I started with a cup of Lillet and 1 1/2 Tablespoons of cinchona powder. I combined them and shook until it was all well blended. I let the cichona steep for 15 minutes then strained using my custom straining rig. My rig is a coffee filter clipped to the inside of a funnel and placed in to the bottom half of my strainer. This filter setup worked wonderfully!
The results were a copper colored Lillet that was exceedingly bitter, much too bitter in fact. This info in hand I tried again. Round two I mixed a cup of Lillet with 1/2 Tablespoon of cinchona. I shook again and let this mixture steep for 10 minutes.
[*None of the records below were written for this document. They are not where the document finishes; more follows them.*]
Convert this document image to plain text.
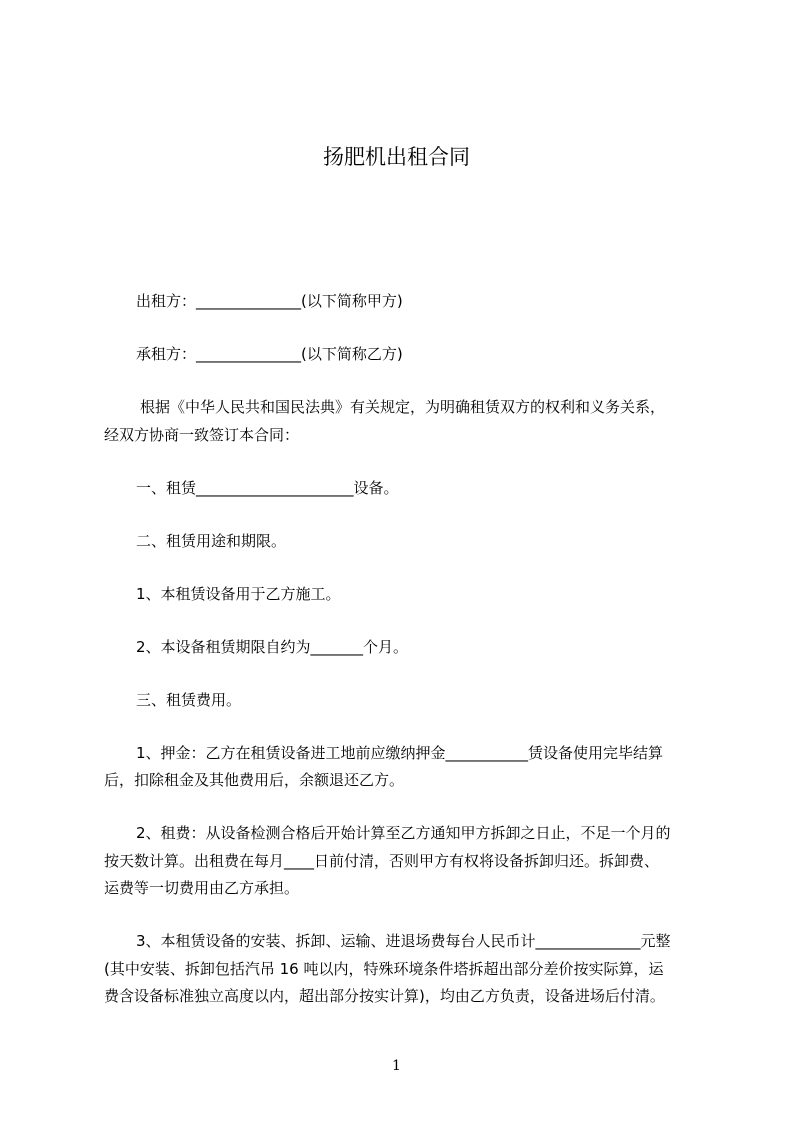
扬肥机出租合同

出租方：______________(以下简称甲方)

承租方：______________(以下简称乙方)

根据《中华人民共和国民法典》有关规定，为明确租赁双方的权利和义务关系，

经双方协商一致签订本合同：

一、租赁_____________________设备。

二、租赁用途和期限。

1、本租赁设备用于乙方施工。

2、本设备租赁期限自约为_______个月。

三、租赁费用。

1、押金：乙方在租赁设备进工地前应缴纳押金___________赁设备使用完毕结算

后，扣除租金及其他费用后，余额退还乙方。

2、租费：从设备检测合格后开始计算至乙方通知甲方拆卸之日止，不足一个月的

按天数计算。出租费在每月____日前付清，否则甲方有权将设备拆卸归还。拆卸费、

运费等一切费用由乙方承担。

3、本租赁设备的安装、拆卸、运输、进退场费每台人民币计______________元整

(其中安装、拆卸包括汽吊 16 吨以内，特殊环境条件塔拆超出部分差价按实际算，运

费含设备标准独立高度以内，超出部分按实计算)，均由乙方负责，设备进场后付清。

1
Once fully steeped I filtered the Lillet. This time the infusion was much more pallatable but still not what I was looking for. Not wanting to waste any more of my Lillet on failed experiments I decided a better way to add the bitterness I was looking for would be to simply use orange bitters. More on that later in the week.
Erik, on the other hand, didn’t stop there. His latest endevour, linked above, is to create his own infused wine a la Kina Lillet. I look forward to hearing about the results. If you’re interested in more of Erik’s cocktail comments, check out his work on “Stomping though the Savoy” on eGullet. He’s making one cocktail at a time from The Savoy Cocktail Book.